After running the analysis, the gene rankings by EA_KS, EA_sum and Frequency method will be returned as a table and a gene ranking plot. The axes of the gene ranking plot can be adjusted. When selecting a specific gene in the table, that gene will be highlighted in the ranking plot. In addition, the mutations in that gene in the evolve strains will be returned, and their EA distribution will be plotted.
Driver genes for a given phenotype tend to function in the same biological pathway. To evaluate the functional relationship of the top ranked genes, STRING PPI enrichment analysis (Szklarczyk et al., 2021) can be run for the top predictions utilizing STRING API. Significant clustering is expected for top predictions. By default, top 5% of the mutated genes are used. Currently, E. coli REL606 is not a supported organism in STRING DB. Thus STRING analysis with E. coli REL606 will be performed using MG1655 PPI network.Genes that are predicted at the top by all methods are more likely to be drivers. Venn diagram is generated for the top genes from all three methods. Click on the Venn diagram to highlight overlapping genes. STRING analysis can be run with the highlighted genes.
Use quick EA search to check the functional impact (EA) of specific mutations of interest.
All tables in the app can be filtered or sorted. Use the "CSV" or "Excel" button on the top of the tables to download the data. Note that only what is shown in the table will be downloaded/copied. To downloaded/copied the entire list, select "show all entries" first.
The entire MG1655 EA dataset can be downloaded through the download button in the Quick EA search tab.
Mutation information can be imported from evolve strains (Driver Gene Analysis, step 1) or Quick EA Search.
The raw values and color code for the structure is available in the Color table. A Pymol session file is available to reproduce the coloring locally in Pymol.

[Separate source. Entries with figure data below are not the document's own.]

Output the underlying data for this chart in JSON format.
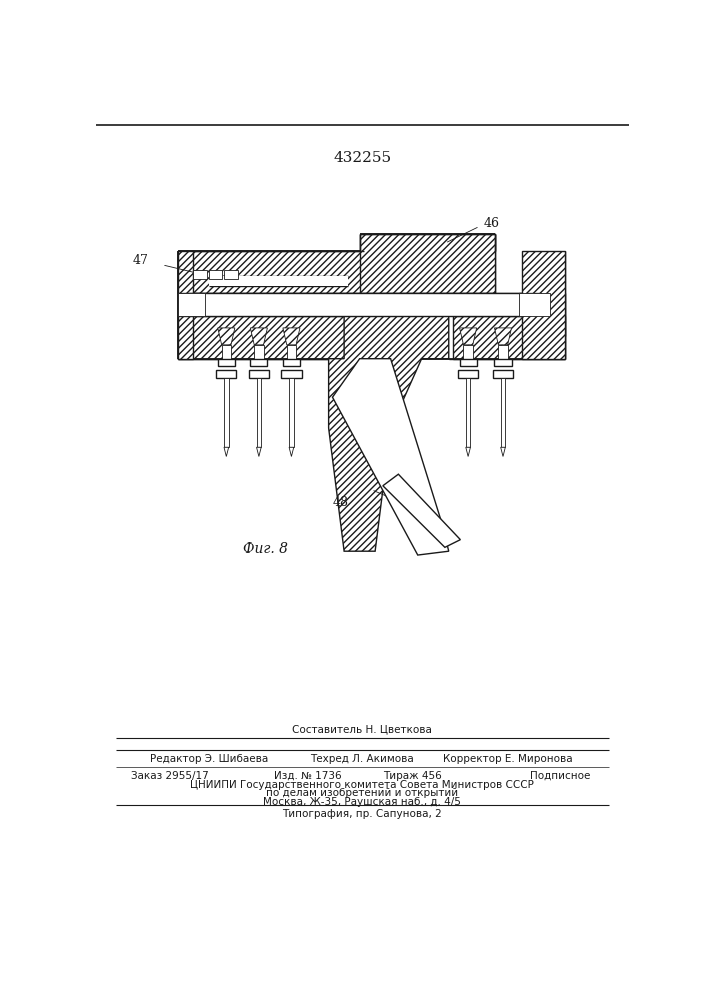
{
  "patent_number": "432255",
  "fig_label": "Фиг. 8",
  "label_46": "46",
  "label_47": "47",
  "label_48": "48",
  "top_line_text": "Составитель Н. Цветкова",
  "row1_left": "Редактор Э. Шибаева",
  "row1_mid": "Техред Л. Акимова",
  "row1_right": "Корректор Е. Миронова",
  "row2_left": "Заказ 2955/17",
  "row2_mid1": "Изд. № 1736",
  "row2_mid2": "Тираж 456",
  "row2_right": "Подписное",
  "row3": "ЦНИИПИ Государственного комитета Совета Министров СССР",
  "row4": "по делам изобретений и открытий",
  "row5": "Москва, Ж-35, Раушская наб., д. 4/5",
  "row6": "Типография, пр. Сапунова, 2",
  "bg_color": "#ffffff",
  "line_color": "#1a1a1a"
}
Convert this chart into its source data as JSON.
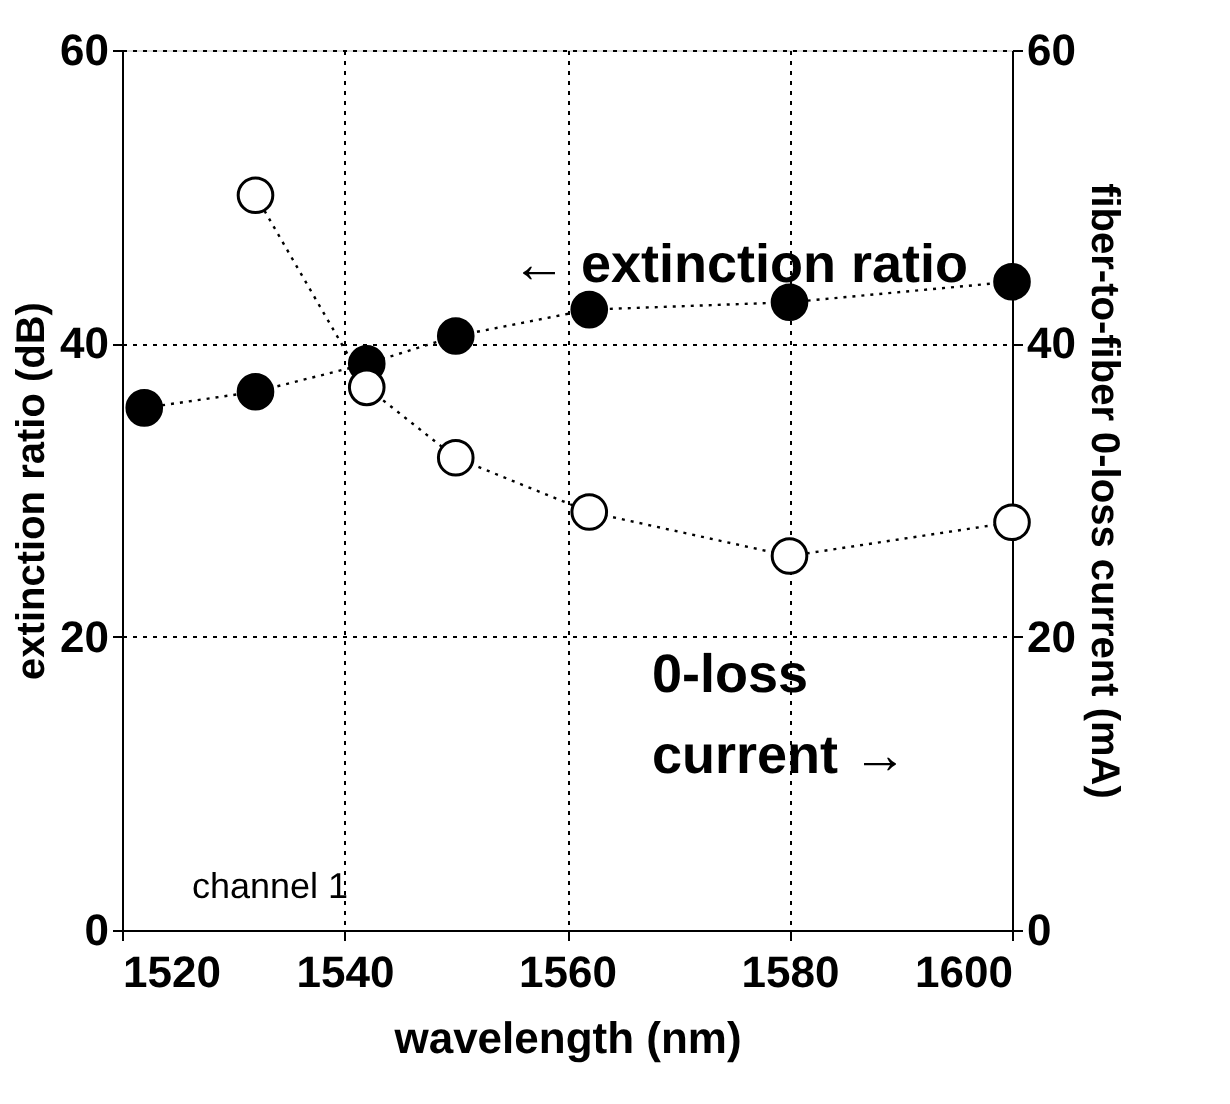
{
  "chart_data": {
    "type": "line",
    "xlabel": "wavelength (nm)",
    "ylabel": "extinction ratio (dB)",
    "y2label": "fiber-to-fiber 0-loss current (mA)",
    "xlim": [
      1520,
      1600
    ],
    "xticks": [
      1520,
      1540,
      1560,
      1580,
      1600
    ],
    "ylim": [
      0,
      60
    ],
    "yticks": [
      0,
      20,
      40,
      60
    ],
    "y2lim": [
      0,
      60
    ],
    "y2ticks": [
      0,
      20,
      40,
      60
    ],
    "grid": true,
    "marker": "circle",
    "line_style": "dotted",
    "series": [
      {
        "color": "#000000",
        "x": [
          1522,
          1532,
          1542,
          1550,
          1562,
          1580,
          1600
        ],
        "values": [
          35.6,
          36.7,
          38.6,
          40.5,
          42.3,
          42.8,
          44.2
        ]
      },
      {
        "color": "#ffffff",
        "axis": "y2",
        "x": [
          1532,
          1542,
          1550,
          1562,
          1580,
          1600
        ],
        "values": [
          50.1,
          37.0,
          32.2,
          28.5,
          25.5,
          27.8
        ]
      }
    ],
    "annotations": [
      "← extinction ratio",
      "0-loss\ncurrent →",
      "channel  1"
    ]
  }
}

This research is based upon work supported in part by the Office of the Director of National Intelligence (ODNI), Intelligence Advanced Research Projects Activity (IARPA) under BAA-17-01, contract #2019-19071900001. The views and conclusions contained herein are those of the authors and should not be interpreted as necessarily representing the official policies, either expressed or implied, of ODNI, IARPA, or the U.S. Government.
If you have any questions or would like to suggest other reference genomes, please contact us at lichtarge@bcm.edu and chen.wang@bcm.edu. You could also raise an issue on our GitHub page.
Gene id and substitution combination should be entered to query the Evolutionary Action (EA). One entry per line. Either locus tag or gene name can be used as gene id. We recommend the using the locus tag to avoid the ambiguity of gene name. Subsitution should follow the format as M1C. Gene id and subsitution should be seperated with space or tab. EA scores are scaled within each protein from 0 to 100, with 100 as the most impactful mutation on protein function.